At the outset of Geraldson’s story, a sheep tender named Perceval lives in a small village with his mother and sister. The young man doesn’t know what chain mail or chivalry are, but after an encounter with a wounded knight named Lamorak, he decides that the life of a mounted warrior is for him. Although Perceval’s mother strongly disagrees, there’s little she can do to stop him from pursuing his dream. So he sets out for Camelot, where the great King Arthur rules. Although Arthur oversees a land of great prosperity, he still has enemies, including a knight dressed in red armor named Meliagrant. When Perceval arrives in Camelot, he’s just in time to challenge Meliagrant to a jousting match, which miraculously leaves the young man victorious and the red knight dead.

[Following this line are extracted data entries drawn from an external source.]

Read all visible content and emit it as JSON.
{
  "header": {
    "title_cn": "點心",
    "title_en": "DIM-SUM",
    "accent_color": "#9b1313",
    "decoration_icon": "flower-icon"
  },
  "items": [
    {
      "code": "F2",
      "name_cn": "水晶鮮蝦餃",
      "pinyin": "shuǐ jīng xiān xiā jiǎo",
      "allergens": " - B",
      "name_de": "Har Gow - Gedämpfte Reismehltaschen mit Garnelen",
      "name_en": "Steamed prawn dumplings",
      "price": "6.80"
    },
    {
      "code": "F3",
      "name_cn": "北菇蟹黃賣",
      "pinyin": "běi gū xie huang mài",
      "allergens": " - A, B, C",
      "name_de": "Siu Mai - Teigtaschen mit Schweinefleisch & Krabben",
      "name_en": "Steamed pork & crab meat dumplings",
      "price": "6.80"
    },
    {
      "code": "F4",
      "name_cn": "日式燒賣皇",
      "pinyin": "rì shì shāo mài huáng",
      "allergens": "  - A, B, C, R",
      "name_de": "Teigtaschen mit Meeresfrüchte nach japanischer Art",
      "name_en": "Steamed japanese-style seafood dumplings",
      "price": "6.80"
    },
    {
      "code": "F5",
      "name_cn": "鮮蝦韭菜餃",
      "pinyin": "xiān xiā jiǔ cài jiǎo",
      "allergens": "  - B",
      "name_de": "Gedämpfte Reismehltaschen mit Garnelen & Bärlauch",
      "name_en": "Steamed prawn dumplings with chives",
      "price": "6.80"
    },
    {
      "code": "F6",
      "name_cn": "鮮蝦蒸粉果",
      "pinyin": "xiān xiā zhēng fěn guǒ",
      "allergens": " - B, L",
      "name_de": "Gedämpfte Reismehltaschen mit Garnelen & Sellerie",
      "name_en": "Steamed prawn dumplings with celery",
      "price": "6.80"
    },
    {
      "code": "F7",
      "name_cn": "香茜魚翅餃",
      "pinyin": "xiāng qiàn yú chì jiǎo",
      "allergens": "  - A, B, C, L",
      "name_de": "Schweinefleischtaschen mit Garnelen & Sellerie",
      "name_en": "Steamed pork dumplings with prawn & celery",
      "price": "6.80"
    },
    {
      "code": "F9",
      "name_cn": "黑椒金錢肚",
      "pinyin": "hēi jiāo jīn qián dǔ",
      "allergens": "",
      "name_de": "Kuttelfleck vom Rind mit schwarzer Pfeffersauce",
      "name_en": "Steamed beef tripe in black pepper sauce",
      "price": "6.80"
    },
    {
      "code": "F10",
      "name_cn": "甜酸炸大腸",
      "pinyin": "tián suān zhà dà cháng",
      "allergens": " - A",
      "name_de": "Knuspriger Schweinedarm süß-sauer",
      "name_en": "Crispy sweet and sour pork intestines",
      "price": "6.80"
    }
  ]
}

How could a mere boy from the countryside defeat such a well-trained adversary? Readers soon discover that there’s much more to Perceval than meets the eye. They also meet a wide range of other characters, including (but not limited to) Sir Lancelot, Sir Galahad, Jacqueline of Quimper, Morgan of the Lake, and King Arthur himself. This rather long novel is crammed with scenes of dialogue and inner monologues, and not all of them are dazzling. Characters often state what they’re about to do before they do it, as when Galahad proclaims flatly, “Let’s check the room on the end, then get out of here.” At another point, Perceval is said to have “thus decided his next course” when it might have been more exciting to simply show him already on his way. Even so, Geraldson does present a complicated tapestry of events over the course of more than 850 pages. Readers learn not only about Perceval’s adventures, but also about the many ways in which his actions influence others, from his mother and his sister to the famous king whom he hopes to serve. In the end, the novel provides a full and intriguing picture of its world that readers will appreciate.
A complex and often exciting look at an age-old legend despite some unnecessary exposition.